シワ改善効果を謳うアイテムの中には、医薬部外品ではないものもあります。「シワ改善」の効能表現が認められているのは医薬部外品のみのため、購入時はパッケージの表記を確認しましょう。
Q&Aコーナー
Q. シワ改善美容液は何歳から使い始めるべき?
予防的に使うなら、20代後半から取り入れても早すぎることはありません。特にナイアシンアミドは低刺激で使いやすいため、エイジングケアの入門として最適です。「シワが気になり始めてから」ではなく、「気になる前から」始めるのが理想的です。
Q. レチノールとナイアシンアミド、どちらを先に試すべき?
敏感肌の方や初めてエイジングケアに取り組む方は、まずナイアシンアミドから試してみてください。肌に慣れてきたらレチノールを夜のケアに追加するという段階的なアプローチがおすすめです。
Q. ほうれい線はスキンケアで改善できる?
ほうれい線は表情ジワと真皮ジワの複合型であることが多く、スキンケアだけでの完全な改善は難しい場合があります。ただし、保湿を徹底してレチノールやナイアシンアミドを使うことで、目立ちにくくすることは可能です。より積極的な改善を希望する場合は、美容皮膚科での相談も検討してみてください。

まとめ
シワ改善のポイントは、自分のシワの種類に合った成分を選ぶこと。ナイアシンアミド、レチノール、ニールワンの3つの有効成分を中心に、自分の肌に合ったアイテムを見つけてください。

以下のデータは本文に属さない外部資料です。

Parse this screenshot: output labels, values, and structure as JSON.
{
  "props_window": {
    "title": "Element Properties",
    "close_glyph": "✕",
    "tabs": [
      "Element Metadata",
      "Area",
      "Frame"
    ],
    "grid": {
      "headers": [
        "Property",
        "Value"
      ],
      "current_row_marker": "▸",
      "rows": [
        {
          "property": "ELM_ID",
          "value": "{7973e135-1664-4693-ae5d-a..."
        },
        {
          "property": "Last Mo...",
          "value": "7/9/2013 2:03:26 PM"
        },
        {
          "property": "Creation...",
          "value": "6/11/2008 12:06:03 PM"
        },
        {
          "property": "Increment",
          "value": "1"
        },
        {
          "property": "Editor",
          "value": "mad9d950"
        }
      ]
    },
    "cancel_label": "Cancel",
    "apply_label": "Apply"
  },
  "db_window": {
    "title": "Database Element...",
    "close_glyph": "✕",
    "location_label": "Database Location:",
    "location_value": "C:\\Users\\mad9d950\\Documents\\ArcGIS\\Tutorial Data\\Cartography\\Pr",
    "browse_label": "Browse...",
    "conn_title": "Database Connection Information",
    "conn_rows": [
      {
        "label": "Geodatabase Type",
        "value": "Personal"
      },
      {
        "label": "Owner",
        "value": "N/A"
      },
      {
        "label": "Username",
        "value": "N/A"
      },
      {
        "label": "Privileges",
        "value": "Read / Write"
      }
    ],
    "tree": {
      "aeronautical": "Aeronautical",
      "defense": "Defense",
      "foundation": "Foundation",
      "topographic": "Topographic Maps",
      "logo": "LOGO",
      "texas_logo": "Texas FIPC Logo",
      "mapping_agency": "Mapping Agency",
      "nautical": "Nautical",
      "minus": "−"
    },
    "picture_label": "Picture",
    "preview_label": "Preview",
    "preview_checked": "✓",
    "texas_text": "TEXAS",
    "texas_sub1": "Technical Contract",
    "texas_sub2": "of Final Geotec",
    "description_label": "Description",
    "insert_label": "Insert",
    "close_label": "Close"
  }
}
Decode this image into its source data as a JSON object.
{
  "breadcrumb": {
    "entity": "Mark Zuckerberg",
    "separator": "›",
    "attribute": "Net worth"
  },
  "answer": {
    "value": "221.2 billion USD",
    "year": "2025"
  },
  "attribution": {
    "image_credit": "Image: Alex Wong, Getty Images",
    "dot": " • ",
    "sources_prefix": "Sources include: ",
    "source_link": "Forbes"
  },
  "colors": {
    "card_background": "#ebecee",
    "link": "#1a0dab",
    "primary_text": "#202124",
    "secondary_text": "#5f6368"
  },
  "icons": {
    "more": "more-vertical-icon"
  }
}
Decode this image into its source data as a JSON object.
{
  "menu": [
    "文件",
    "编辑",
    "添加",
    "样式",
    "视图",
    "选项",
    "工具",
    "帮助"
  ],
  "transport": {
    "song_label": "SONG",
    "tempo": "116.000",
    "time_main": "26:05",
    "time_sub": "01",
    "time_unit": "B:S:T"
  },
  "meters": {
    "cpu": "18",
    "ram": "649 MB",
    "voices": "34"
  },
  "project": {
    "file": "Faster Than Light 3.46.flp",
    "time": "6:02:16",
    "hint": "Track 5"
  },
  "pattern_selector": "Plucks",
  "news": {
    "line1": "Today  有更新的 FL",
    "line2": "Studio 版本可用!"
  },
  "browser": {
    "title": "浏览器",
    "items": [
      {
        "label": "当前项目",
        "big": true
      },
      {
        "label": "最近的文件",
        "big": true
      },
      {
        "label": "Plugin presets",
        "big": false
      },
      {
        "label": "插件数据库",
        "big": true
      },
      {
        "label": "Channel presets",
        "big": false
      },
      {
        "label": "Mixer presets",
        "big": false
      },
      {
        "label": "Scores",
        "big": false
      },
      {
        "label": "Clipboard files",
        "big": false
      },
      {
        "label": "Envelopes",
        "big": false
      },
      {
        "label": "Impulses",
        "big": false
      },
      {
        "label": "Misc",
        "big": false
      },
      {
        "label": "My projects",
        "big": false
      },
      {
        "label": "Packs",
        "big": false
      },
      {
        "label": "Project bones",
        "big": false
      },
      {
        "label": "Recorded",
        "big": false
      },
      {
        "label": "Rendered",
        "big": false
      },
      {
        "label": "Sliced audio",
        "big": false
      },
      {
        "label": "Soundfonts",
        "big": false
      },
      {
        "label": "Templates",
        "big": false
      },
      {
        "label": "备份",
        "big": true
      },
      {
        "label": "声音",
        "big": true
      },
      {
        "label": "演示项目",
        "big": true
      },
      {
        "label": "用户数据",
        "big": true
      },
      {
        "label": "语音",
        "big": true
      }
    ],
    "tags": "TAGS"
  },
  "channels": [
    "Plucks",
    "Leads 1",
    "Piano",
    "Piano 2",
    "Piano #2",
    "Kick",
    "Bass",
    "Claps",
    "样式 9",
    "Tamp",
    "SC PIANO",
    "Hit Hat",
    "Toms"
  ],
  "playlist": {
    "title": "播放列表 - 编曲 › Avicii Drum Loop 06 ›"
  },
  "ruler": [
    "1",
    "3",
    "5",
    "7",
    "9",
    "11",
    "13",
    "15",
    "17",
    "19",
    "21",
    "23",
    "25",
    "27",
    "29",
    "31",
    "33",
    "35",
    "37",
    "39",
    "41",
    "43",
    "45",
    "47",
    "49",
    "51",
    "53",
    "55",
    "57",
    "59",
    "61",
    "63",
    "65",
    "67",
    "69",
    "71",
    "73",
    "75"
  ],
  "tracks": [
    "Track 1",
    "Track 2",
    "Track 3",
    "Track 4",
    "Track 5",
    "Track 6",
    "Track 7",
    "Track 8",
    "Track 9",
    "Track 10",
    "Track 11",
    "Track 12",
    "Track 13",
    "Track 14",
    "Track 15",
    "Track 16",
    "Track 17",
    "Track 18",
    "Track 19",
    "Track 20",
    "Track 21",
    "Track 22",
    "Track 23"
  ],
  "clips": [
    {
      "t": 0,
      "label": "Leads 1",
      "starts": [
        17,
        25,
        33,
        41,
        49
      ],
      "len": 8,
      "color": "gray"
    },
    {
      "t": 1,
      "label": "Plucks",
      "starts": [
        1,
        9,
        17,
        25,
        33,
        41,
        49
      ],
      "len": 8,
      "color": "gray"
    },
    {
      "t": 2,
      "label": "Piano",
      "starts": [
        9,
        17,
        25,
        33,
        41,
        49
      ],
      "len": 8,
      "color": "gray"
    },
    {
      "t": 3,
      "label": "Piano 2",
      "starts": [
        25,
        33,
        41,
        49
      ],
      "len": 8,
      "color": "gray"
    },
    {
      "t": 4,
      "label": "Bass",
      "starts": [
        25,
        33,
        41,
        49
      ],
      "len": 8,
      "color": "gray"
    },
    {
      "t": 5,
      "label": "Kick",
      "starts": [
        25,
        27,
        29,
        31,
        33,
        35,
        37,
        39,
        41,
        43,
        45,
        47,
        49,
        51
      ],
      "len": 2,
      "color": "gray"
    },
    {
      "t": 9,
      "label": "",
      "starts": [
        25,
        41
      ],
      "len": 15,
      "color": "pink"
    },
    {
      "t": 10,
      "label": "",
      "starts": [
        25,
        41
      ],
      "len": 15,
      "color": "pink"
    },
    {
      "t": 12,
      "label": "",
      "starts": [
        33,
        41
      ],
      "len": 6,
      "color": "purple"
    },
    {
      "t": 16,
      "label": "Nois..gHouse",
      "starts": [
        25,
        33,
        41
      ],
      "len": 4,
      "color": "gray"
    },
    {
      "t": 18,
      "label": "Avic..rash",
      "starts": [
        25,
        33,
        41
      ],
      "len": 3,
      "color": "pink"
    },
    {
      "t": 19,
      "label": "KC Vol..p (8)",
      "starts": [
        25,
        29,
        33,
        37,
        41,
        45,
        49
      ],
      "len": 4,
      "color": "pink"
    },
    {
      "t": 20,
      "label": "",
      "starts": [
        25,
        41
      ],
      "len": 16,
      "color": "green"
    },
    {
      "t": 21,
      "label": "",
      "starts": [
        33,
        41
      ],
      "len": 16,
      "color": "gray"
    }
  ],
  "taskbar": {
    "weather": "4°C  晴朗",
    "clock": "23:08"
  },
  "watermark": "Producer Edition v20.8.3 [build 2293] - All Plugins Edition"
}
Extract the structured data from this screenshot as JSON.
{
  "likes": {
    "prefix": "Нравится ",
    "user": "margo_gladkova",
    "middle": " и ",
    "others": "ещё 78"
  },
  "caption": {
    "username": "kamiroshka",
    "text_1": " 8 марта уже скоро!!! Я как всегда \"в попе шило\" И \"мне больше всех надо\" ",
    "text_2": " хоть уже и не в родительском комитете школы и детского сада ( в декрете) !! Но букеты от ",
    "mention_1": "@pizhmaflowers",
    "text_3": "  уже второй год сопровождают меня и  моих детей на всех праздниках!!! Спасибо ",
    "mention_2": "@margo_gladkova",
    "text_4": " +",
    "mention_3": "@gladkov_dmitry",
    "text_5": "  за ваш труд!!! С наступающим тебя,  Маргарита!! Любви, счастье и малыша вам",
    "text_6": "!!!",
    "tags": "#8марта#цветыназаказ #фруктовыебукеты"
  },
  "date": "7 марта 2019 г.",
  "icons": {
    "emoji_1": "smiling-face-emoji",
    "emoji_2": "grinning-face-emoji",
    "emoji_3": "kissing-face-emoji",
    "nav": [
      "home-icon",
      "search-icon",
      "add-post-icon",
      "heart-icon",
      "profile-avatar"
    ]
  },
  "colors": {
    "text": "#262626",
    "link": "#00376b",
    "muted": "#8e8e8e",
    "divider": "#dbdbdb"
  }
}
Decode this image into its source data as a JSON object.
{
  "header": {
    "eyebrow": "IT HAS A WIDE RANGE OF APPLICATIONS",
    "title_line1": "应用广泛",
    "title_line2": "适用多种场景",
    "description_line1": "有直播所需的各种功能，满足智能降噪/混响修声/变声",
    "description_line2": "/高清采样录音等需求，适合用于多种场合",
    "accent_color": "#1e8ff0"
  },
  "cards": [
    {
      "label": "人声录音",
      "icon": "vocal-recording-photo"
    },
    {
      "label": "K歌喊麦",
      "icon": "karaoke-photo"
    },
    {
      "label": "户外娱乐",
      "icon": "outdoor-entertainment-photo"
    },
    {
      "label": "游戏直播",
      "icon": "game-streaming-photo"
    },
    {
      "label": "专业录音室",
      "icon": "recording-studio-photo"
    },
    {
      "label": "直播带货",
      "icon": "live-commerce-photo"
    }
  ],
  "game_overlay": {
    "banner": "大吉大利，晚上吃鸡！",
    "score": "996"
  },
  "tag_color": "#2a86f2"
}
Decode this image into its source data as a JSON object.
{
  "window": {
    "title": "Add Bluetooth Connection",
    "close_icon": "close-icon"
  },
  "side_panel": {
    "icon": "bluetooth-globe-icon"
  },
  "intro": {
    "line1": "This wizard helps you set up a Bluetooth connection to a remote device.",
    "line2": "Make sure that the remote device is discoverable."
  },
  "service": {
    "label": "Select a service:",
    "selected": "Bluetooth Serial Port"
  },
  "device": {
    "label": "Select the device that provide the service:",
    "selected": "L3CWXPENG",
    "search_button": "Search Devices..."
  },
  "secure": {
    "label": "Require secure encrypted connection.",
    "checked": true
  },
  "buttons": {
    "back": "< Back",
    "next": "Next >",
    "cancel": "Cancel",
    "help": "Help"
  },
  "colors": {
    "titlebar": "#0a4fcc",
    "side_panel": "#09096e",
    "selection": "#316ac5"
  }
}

そして、どんなに良いシワ改善アイテムを使っても、紫外線対策と保湿を怠っては効果が半減してしまいます。「攻め」のシワ改善ケアと「守り」の紫外線対策・保湿を両立させることが、美肌への近道です。
参考:日本皮膚科学会|花王 スキンケア研究|資生堂 ビューティーインフォメーション
※この記事は記事執筆時点の情報をもとに作成しています。効果には個人差があります。深いシワや肌トラブルが気になる場合は皮膚科・美容皮膚科を受診してください。